Meteors, comets brought the “ingredients” for life on our planet, jump-started everything

Oct 30, 2013 07:43 GMT  ·  By

Scientist Sankar Chatterjee believes he has solved the mystery surrounding the origin of life on our planet. He says that meteors and comets brought the “ingredients” for life on Earth, and that the craters they created when crashing into our planet provided the right environmental conditions for formation of the so-called primordial soup.

The Texas Tech University researcher says that, according to evidence at hand, early Earth was by no means a quiet place. On the contrary, he argues that, between 4.1 and 3.8 billion years ago, our planet was regularly hit by rocky asteroids and icy comets.

Whenever a fairly large meteorite collided with our planet, it created major impact basins.
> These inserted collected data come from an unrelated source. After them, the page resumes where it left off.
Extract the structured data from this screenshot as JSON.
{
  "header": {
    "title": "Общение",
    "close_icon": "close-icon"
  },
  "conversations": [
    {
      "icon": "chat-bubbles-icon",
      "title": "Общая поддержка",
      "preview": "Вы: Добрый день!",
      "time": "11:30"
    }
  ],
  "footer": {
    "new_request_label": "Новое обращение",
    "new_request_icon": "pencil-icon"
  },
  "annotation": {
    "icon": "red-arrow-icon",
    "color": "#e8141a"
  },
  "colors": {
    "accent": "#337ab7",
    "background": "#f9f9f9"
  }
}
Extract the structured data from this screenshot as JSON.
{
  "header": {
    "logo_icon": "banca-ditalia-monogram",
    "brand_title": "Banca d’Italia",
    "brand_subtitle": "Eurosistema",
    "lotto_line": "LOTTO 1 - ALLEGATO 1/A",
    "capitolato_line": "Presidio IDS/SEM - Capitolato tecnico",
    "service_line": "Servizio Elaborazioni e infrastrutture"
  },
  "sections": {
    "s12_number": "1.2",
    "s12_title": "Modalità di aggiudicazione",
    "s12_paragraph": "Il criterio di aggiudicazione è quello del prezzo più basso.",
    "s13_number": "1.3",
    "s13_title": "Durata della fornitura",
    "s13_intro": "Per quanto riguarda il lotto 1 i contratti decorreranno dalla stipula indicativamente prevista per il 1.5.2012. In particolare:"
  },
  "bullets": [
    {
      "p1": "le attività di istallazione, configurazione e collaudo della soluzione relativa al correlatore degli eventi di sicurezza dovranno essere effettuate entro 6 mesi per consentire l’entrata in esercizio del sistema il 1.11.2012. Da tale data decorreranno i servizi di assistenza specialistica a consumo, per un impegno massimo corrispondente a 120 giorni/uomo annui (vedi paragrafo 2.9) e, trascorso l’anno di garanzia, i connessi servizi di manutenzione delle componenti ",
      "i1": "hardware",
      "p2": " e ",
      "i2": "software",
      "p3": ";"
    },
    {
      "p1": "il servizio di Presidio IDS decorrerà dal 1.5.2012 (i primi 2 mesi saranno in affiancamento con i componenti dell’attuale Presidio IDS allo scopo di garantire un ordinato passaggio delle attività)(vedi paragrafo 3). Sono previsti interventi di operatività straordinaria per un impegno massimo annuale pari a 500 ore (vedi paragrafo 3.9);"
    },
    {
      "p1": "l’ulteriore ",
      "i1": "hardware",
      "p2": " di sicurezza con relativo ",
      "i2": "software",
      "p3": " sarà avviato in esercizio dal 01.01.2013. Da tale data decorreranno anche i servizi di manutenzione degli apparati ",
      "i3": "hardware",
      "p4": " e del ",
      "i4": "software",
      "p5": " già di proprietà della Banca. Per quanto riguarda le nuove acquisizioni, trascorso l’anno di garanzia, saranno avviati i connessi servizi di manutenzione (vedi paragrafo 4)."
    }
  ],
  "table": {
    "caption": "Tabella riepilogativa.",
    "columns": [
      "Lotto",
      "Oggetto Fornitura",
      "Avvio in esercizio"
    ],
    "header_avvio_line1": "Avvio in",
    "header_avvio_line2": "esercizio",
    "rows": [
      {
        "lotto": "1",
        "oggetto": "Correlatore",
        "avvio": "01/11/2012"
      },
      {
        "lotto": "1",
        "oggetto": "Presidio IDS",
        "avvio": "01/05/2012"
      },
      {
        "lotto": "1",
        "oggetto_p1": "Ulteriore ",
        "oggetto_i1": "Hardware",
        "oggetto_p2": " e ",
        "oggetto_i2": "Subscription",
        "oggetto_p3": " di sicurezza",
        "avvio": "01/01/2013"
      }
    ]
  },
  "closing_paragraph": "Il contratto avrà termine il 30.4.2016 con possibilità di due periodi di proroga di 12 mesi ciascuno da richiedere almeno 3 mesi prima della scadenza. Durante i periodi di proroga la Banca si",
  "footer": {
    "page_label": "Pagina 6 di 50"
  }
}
By the looks of it, some of these basins measured an impressive 350 miles (563 kilometers) in diameter.

What's more, the force of the impact was strong enough to disturb the planet's crust, thus causing geothermal vents to form.

Given our planet's proximity to the Sun, and also thanks to these newly formed geothermal vents, the icy comets that collided with Earth sooner or later melted, and filled the craters that they themselves had formed with water and several other chemical compounds that in time gave birth to life forms.

As the researcher puts it, “The geological stage provides special dark, hot, and isolated environments of the crater basins with the hydrothermal vent systems that served as incubators for life.”

Furthermore, “Segregation and concentration of organic molecules by convective currents took place here, something like the kinds we find on the ocean floor, but still very different. It was a bizarre and isolated world that would seem like a vision of hell with the foul smells of hydrogen sulfide, methane, nitric oxide and Steam that provided life-sustaining energy.”

In time, simple compounds in this primordial soup grew into bigger, more complex ones and, at some point, simple RNA and protein molecules began to accumulate in the craters' pores and scaffolds.

“The RNA and protein molecules begin interacting and communicating. Eventually RNA gave way to DNA – a much more stable compound – and with the development of the genetic code, the first cells divided,” Sankar Chatterjee explains.

Interestingly enough, the researcher maintains that the RNA and protein molecules managed to survive in this primordial soup thanks to a fatty lipid material that was also delivered to our planet by space bodies and that somehow encapsulated them.

“This fatty lipid material floated on top of the water surface of crater basins but moved to the bottom by convection currents. At some point in this process during the course of millions of years, this fatty membrane could have encapsulated simple RNA and proteins together like a soap bubble,” the researcher argues.

Once DNA took the stage in the aftermath of all said cosmic, geological and chemical processes, it was only a matter of time before cells able to store, toy with and pass on genetic information came into being.

Sankar Chatterjee believes that his theory on the origin of life is true to facts because it takes into account facts having to do with both chemical evolution and the geological conditions present on our planet in its early days.

“This is bigger than finding any dinosaur. This is what we’ve all searched for – the Holy Grail of science,” he says.

The researcher is to detail his findings this October 30 at this year's Meeting of the Geological Society of America in Denver.